Вспомнили на пиру и «все святое», завершенное ныне так успешно. Вспомнили заповедь Михайловского – «боль за боль» и пили заздравный кубок, под подвальный салют чекистов? Почтенные, старые идеалисты. И неужели никто из них не почувствовал, – если не увидел – правды? Не заметил, что кровь своего народа выпил, заздравным кубком?
Правда выкатилась, и ее не скроешь. Выкатилась в народ, и не обманешь его теперь. Не подойдешь, не шепнешь как бывало: «Засел дворянин – белоручка на престол, надел корону, помазал его поп по лбу накрест, раз, два – и готово! Заставил бы я его у меня поработать – узнал бы, как свои законы подмахивать!» (из революц. матер.). Теперь хорошо знают, кто и как засел на престол, и как законы подмахивают, и как весь народ «махнули»!
Знает народ всю правду. Знает и откровенных хищников, и «сантиментальных тигров». Пусть же хорошенько все познает и во всем разберется поколение молодое, новое. Подумает над «правдой». А народ… – он ее всегда чувствовал. Но был обманут. Теперь он скручен, закован, ведом на бойню. Если бы все узнал! Если бы заглянул на «пир», послушал тосты! Если бы оглянулся в прошлое…
История перевернется. Народ ждет Освободителя. Дождется. И новое поколение уже не будет слепым: правда выкатилась – во всем. Вольные и невольные маски падают…
Народ – чуток. Правду, ясную нам теперь, он чуял. И я, семилетка, чуял ее по-своему… Вот, из воспоминаний.
…Сегодня во всем доме ходит жуткий, неопределенный страх. За чаем не говорили ни слова, часто подходили к окнам и смотрели на улицу. Вызывали кучера Антипушку, спрашивали:
– Ну, как… ничего?
– Да, вить, как сказать… опасаются. Дворников в часть скликали.
– Ворота запереть!
Все вздыхают, боятся из дому выйти. Дворник с бляхой стоит у ворот и сторожит. Что же это все значит? Наша няня поминутно вытаскивает из кармана тряпочку и вытирает глаза. Я спрашиваю ее.
– Царь-батюшка преставился, царство небесное. Без него всем погибель.
Домна плачет и причитает. В меня проникает ужас. Что теперь будет без царя? Всем нам грозит беда. Оттого-то все шепчутся и ждут. А вдруг придут «враги» и всех нас… перережут? «Царствуй на страх врагам!» Какой же теперь врагам страх? Царь умер.
– А могут они прийти? – спрашиваю я Домну.
Она не отвечает, плачет. Я слышу, как по городу плавает звон, печальный, постный, будто плачут колокола, как Домнушка. Кучер Антипушка возится в сарае. Моет пролетку. Я взбираюсь на козла, гляжу на сумрачного Антипушку, на его волосатые руки, и спрашиваю: правда ли, что царь умер.
– Помер, царство небесное… – вздыхает Антип, – убили вчерась в Питере.
– Как – убили? – вскакиваю я на козлах, – врешь ты… его нельзя убить, он царь.
– Не ори, глупый… – говорит Антипушка пугливо и почему-то глядит во двор. – Они убили, проклятые… мигилисты!
Я не понимаю, но мне еще страшнее, что я не понимаю.
– А где они?..
– Где… везде!
– А… теперь нас будут… резать?..
– А ты почем знаешь? Теперь все будет…
У меня покалывает в волосах. Значит, верно… значит?..
– Они теперь та-а-кую резку зачать могут… – Он вздыхает и смотрит на волосатые свои руки в жилах. – Ну, да уж… все пойдем! Сказывают вон, землю отнять грозятся, и всех господ порезать. А нас, гады, голыми руками и м взять, известно… Будет та-кой обман!.. Как же нам без головы-то?
Я не знаю их, но и я готов идти со всеми.
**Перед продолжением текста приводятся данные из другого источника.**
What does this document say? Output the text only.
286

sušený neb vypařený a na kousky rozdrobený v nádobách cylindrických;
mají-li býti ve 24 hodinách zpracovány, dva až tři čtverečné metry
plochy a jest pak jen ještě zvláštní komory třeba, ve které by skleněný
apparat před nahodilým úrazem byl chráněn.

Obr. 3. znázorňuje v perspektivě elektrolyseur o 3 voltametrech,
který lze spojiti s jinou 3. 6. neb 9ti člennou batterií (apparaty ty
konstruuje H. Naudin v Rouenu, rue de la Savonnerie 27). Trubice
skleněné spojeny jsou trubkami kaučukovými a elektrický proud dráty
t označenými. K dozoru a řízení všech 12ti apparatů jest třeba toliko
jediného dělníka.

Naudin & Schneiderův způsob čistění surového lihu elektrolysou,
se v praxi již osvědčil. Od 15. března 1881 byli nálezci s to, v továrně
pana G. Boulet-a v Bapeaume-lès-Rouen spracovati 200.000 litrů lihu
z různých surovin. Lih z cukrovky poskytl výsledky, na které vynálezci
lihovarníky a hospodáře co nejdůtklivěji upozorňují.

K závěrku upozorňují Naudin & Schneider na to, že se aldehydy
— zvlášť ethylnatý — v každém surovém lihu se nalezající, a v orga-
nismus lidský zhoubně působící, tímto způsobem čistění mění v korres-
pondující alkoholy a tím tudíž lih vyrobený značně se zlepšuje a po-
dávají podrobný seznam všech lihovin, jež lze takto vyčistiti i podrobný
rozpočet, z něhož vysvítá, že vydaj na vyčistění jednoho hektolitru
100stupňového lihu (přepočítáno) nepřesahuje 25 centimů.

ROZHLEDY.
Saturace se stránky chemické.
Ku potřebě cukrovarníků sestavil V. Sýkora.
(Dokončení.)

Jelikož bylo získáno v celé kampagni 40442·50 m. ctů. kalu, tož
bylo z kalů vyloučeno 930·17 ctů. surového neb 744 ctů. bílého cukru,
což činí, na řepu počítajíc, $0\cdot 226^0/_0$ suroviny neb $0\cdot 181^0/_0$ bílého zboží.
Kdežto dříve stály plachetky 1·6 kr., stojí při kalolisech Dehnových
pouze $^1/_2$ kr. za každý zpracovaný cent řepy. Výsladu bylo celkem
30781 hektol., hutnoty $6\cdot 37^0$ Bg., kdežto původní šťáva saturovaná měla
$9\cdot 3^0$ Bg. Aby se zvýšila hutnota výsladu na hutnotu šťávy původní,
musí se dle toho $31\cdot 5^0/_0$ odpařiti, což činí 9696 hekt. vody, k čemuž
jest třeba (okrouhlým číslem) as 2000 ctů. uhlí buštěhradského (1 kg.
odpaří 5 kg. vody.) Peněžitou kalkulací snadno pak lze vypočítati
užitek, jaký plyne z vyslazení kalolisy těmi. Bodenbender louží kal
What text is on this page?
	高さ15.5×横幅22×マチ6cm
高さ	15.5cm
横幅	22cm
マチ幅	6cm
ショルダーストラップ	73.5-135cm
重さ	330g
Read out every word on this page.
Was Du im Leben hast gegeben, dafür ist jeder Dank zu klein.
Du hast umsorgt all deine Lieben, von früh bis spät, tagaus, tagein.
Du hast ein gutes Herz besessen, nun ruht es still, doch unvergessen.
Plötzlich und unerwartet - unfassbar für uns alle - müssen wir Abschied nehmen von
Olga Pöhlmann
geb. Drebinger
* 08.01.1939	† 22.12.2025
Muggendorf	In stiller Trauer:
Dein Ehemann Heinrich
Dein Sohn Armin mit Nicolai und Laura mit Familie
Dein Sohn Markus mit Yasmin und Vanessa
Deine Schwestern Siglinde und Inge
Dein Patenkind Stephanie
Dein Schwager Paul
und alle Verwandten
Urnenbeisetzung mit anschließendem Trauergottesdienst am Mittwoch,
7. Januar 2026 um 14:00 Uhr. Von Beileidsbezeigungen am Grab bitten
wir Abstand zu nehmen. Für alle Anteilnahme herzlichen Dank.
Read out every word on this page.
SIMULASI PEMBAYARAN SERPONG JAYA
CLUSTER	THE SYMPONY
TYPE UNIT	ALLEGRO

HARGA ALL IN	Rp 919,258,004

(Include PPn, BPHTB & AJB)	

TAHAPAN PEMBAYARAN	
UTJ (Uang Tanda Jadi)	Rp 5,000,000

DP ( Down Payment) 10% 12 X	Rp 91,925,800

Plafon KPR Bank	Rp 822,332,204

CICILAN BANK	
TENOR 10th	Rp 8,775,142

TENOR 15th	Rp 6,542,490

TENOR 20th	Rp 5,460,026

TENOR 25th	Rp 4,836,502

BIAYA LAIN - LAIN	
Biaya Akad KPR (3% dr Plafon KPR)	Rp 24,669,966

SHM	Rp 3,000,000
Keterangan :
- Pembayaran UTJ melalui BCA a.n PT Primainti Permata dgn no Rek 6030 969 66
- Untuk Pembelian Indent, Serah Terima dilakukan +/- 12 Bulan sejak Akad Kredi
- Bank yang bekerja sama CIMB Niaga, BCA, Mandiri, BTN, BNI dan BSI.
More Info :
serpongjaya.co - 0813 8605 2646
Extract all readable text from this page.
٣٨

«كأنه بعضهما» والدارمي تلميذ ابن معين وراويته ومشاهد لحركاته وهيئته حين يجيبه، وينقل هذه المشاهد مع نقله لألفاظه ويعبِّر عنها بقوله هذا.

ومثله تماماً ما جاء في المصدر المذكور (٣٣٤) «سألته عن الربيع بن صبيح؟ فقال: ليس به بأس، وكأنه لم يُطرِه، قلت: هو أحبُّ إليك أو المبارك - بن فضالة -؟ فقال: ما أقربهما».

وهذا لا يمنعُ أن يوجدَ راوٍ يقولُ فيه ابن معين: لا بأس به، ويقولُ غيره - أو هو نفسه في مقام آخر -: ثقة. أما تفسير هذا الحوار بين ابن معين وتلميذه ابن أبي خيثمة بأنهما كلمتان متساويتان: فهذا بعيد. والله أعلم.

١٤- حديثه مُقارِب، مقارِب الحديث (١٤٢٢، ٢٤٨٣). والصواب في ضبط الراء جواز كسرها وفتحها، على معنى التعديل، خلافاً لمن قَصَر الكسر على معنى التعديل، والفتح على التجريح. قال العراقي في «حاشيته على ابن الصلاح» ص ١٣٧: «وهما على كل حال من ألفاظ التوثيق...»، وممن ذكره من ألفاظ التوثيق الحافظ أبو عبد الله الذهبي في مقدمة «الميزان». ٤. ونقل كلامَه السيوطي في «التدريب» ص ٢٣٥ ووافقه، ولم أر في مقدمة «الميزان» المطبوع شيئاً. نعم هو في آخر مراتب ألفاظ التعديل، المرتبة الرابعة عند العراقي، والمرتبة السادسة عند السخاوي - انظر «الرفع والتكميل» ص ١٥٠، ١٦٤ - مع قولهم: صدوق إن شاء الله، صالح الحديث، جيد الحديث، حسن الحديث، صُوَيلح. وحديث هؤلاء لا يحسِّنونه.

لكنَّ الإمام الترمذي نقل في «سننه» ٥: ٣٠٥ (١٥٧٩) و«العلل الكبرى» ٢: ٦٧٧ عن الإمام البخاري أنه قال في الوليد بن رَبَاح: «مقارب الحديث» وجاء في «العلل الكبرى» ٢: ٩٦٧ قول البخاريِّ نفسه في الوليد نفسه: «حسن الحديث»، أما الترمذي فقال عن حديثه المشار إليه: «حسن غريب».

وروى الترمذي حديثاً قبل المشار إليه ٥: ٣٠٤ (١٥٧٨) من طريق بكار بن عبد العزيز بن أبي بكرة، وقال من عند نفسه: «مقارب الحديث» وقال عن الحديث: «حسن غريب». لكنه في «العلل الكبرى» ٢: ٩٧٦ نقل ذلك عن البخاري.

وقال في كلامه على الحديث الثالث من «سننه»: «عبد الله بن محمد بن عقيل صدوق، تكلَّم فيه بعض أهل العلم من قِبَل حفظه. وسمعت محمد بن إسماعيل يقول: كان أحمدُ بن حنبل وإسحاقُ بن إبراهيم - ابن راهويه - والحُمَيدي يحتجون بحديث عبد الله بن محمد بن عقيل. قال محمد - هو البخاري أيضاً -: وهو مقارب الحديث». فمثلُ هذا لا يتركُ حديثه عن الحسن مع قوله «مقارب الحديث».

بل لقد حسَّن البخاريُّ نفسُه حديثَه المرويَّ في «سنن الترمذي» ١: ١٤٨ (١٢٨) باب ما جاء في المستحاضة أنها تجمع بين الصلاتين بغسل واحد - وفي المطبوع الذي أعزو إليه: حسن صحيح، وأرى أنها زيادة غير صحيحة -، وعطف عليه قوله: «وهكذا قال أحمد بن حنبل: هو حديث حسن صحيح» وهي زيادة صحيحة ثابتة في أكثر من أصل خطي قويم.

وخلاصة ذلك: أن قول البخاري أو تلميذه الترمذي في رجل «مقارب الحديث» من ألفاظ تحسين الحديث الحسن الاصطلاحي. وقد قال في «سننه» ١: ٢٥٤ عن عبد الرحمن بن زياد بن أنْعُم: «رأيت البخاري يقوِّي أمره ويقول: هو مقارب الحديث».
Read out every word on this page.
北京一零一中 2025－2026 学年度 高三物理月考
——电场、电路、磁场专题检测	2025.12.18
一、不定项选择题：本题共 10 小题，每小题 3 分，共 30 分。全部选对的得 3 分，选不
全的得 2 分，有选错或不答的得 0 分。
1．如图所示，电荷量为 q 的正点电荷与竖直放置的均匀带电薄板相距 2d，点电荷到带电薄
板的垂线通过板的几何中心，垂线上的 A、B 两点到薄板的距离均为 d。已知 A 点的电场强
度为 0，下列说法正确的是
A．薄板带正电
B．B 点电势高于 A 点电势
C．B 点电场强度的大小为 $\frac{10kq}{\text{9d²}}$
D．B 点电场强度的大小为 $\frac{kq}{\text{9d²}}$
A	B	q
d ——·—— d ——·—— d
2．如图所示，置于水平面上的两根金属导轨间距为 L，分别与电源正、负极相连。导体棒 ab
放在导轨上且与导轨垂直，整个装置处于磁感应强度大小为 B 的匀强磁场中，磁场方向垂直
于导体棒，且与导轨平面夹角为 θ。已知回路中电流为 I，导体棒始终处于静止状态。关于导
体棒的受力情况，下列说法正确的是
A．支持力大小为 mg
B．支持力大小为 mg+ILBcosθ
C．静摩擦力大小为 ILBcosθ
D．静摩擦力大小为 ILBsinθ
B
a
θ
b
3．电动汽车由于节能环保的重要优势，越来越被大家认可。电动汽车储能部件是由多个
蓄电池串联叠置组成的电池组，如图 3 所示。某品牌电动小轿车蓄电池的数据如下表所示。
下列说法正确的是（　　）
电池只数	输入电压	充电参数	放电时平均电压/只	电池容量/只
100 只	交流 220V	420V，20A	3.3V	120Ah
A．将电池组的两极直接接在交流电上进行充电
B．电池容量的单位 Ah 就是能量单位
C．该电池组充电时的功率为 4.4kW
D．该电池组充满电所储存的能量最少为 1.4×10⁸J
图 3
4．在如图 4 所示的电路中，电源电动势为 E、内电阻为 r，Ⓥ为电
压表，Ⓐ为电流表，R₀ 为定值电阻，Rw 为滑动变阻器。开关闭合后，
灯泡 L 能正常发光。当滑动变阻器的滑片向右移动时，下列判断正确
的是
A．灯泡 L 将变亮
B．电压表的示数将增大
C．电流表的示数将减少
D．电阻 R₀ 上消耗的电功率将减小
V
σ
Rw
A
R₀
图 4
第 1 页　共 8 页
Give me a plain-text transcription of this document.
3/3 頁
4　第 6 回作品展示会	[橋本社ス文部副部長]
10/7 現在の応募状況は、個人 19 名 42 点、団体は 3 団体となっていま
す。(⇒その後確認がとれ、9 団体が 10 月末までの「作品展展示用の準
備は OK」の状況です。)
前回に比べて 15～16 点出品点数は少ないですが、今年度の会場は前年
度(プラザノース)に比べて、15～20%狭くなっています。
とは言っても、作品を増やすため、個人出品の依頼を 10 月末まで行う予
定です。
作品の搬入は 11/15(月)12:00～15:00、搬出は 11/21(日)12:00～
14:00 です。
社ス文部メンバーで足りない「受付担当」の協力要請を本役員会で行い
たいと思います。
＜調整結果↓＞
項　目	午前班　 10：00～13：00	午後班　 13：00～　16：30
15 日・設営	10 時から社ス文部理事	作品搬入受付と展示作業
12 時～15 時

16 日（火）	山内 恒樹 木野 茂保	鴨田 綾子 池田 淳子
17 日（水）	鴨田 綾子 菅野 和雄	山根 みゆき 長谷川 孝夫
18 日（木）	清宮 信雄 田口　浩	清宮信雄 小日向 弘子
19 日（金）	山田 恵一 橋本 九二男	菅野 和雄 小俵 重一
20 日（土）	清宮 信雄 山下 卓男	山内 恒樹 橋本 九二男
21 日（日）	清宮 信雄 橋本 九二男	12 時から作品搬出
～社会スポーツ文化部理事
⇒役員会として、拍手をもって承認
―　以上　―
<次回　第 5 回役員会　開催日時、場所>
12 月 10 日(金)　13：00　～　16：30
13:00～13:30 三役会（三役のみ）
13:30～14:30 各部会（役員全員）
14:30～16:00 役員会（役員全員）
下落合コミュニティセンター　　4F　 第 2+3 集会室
– Я шкворень возьму… можно, Антипушка? – шепчу я, чувствуя дрожь в животе и слезы в носу и горле.
– Я буду шкворнем?.. А ты что возьмешь? Антипушка показывает кулак.
– Вот. А то оглоблей.
– А они придут?
– Кто знает. Ежели успеют присягу поцеловать – может, и обойдется. А не успеют…
Я не понимаю. А присяга где? И что такое «присяга». И зачем ее целовать!
Дворник кричит в воротах:
– В церкву зовут, присягу целовать!
– Ну, слава Богу… – крестится Антипушка. – Итить надо в церкву. А тебе не надо… ты еще младенец. Теперь, значит, обойдется. А то бы так закрутил… беда!
А звон все плавает, не засыпает, – звон и страх.
Вот оно, далекое предчувствие далеких страхов. Сбылось Закрутили. Празднуют над кровью…
Роковая повязка упала с глаз – теперь все видно. Круглая правда – катится. Правда не может не катиться. Как хошь верти – все одна. Куда хошь кати – все одна.
Январь, 1930 г.
Севр
(Россия и славянство. 1930. 18 янв. № 60. С. 7)
<Ответ на анкету о Прусте>
1. Считаете ли Вы Пруста крупнейшим выразителем нашей эпохи?
2. Видите ли в современной жизни героев и атмосферу его эпохи?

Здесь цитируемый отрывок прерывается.